Just weeks after signing a bill that gave Sears millions of dollars in tax incentives to stay in Illinois, Governor Pat Quinn reacted to the news that the company plans to close up to 120 stores across the country due to poor holiday sales.
"I'm never happy to hear that a company isn't doing well," Quinn said Tuesday, according to NBC Chicago. "This is a nationwide story. Those stores are not all in Illinois. I hope not too many of them are Illinois, but their headquarters is in our state and we're happy about that."
For years, Sears has been threatening to move its Hoffman Estates-based headquarters elsewhere, and lawmakers in Springfield have consistently gone out of their way to make them stay. The latest package was criticized by the Occupy Chicago movement, along with other Illinois residents who called the $330 million package corporate welfare.
"You have to defend yourself. If Ohio is offering $400 million to Sears, a company that has thousands of employees in Illinois, we will defend ourselves with a reasonable, adequate, approach," Quinn said in early December, according to the Associated Press. "That's what you have to do in 21st Century America to make sure your state and your businesses have support."
Sears, along with the Chicago Mercantile Exchange, said they would leave the state if Illinois lawmakers did not pass the tax break package that was approved on Dec. 12 and 13. The package gives Sears a $15 million tax break over the next 10 years. While Quinn hoped news of the Sears store closures would not hurt Illinois, one Illinois lawmaker said he felt "betrayed" by the Sears announcement, and said the company should have been honest with the state while the tax package was being considered.
“It wasn’t a good Christmas or Hanukkah gift for the people of the state of Illinois,” State Sen. Ira Silverstein (D-Chicago) told the Chicago Sun-Times. “We gave them a very nice package and then for them to pull this off two days after Christmas — people are, you know, in holiday mode. It’s really upsetting and I think some questions have to be answered whether they knew they were going to do this at the time we voted on it several weeks ago."
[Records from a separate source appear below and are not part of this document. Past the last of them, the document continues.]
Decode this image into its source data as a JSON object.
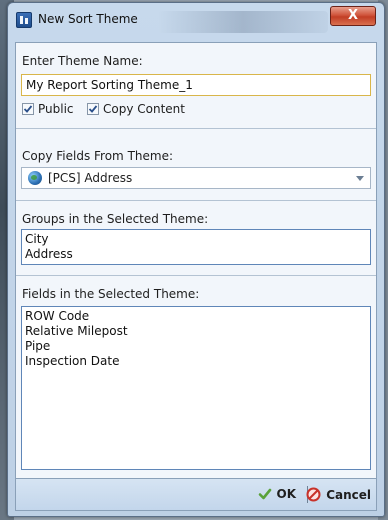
{
  "window": {
    "title": "New Sort Theme",
    "close_label": "X"
  },
  "theme_name": {
    "label": "Enter Theme Name:",
    "value": "My Report Sorting Theme_1"
  },
  "options": {
    "public_label": "Public",
    "public_checked": true,
    "copy_content_label": "Copy Content",
    "copy_content_checked": true
  },
  "copy_fields": {
    "label": "Copy Fields From Theme:",
    "selected": "[PCS] Address",
    "icon": "globe-icon"
  },
  "groups": {
    "label": "Groups in the Selected Theme:",
    "items": [
      "City",
      "Address"
    ]
  },
  "fields": {
    "label": "Fields in the Selected Theme:",
    "items": [
      "ROW Code",
      "Relative Milepost",
      "Pipe",
      "Inspection Date"
    ]
  },
  "footer": {
    "ok_label": "OK",
    "cancel_label": "Cancel"
  },
  "colors": {
    "accent_border": "#d9b64a",
    "list_border": "#5f86b8",
    "close_red": "#c23e25"
  }
}
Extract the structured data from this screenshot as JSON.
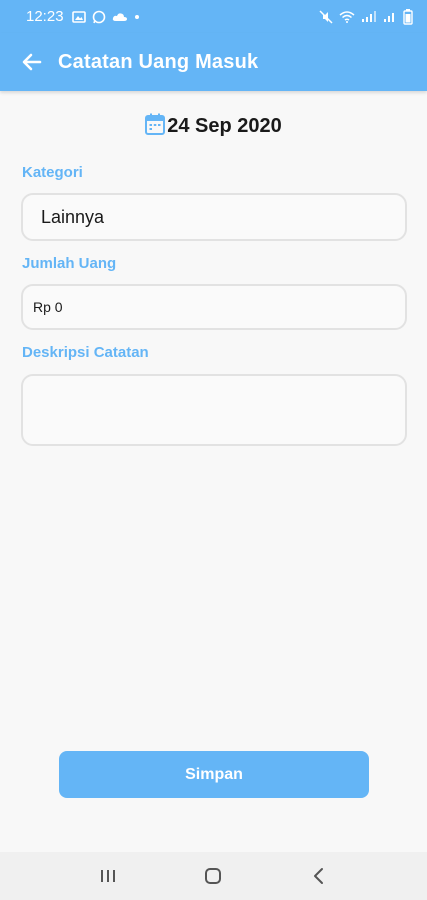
{
  "status_bar": {
    "time": "12:23",
    "left_icons": [
      "image-icon",
      "whatsapp-icon",
      "cloud-icon",
      "dot-icon"
    ],
    "right_icons": [
      "mute-icon",
      "wifi-icon",
      "signal-icon-1",
      "signal-icon-2",
      "battery-icon"
    ]
  },
  "app_bar": {
    "title": "Catatan Uang Masuk",
    "back_icon": "arrow-left-icon"
  },
  "date": {
    "icon": "calendar-icon",
    "value": "24 Sep 2020"
  },
  "form": {
    "kategori": {
      "label": "Kategori",
      "value": "Lainnya"
    },
    "jumlah": {
      "label": "Jumlah Uang",
      "value": "Rp 0"
    },
    "deskripsi": {
      "label": "Deskripsi Catatan",
      "value": ""
    }
  },
  "save_button": {
    "label": "Simpan"
  },
  "nav_bar": {
    "buttons": [
      "recent-apps-icon",
      "home-icon",
      "back-icon"
    ]
  },
  "colors": {
    "primary": "#64b5f6",
    "background": "#f8f8f8",
    "field_border": "#e2e2e2"
  }
}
While Quinn defended the practice of offering tax incentives to keep businesses in the state, some experts say it doesn't do much in terms of generating jobs or retaining existing positions. If Sears did decide to leave, Illinois would lose about 6,000 jobs, the AP reports. But whether keeping the company here will help in the long-term is unclear.
"One of the unintended consequences of this whole thing is you are going to see a lot more midsize businesses feeling like they're getting screwed by the state," site-selection consultant Brent Pollina told the AP. "They're carrying the tax burden. The state doesn't care about them at all."
Illinois officials have also acknowledged that the tax-relief package will lead other businesses to ask for the same deal. "What's going to stop the next big company from putting a gun to our head with the same type of threat?" Rep. Mary Flowers said after the House rejected the original tax break deal.
Silverstein told the Sun-Times that the whole thing has taught lawmakers a lesson about tax incentives.
“Hindsight’s 20-20 — you’re 100 percent right,” Sliverstein told reporters. “We don’t have that much control. But when we give a package of incentives like this to try and keep a corporation here in Illinois they should at least tell us what they’re going to do — not so much in the far future, but in the near future. We passed this package . . . two weeks ago and all the sudden, they pull this on us."
Sears initially did not announce which stores would be closed, though it reportedly expected to generate $140 million-$170 million in sold inventory and building sales. The company is confident it can bounce back, but some retail experts aren't so sure.
"There's no reason to go to Sears," New York-based independent retail analyst Brian Sozzi told the AP. "It offers a depressing shopping experience and uncompetitive prices."
On Thursday, the retailer announced 79 of the 100 to 120 stores it plans to close, none of which are located in Illinois, though three are located in Indiana, the Chicago Tribune reports.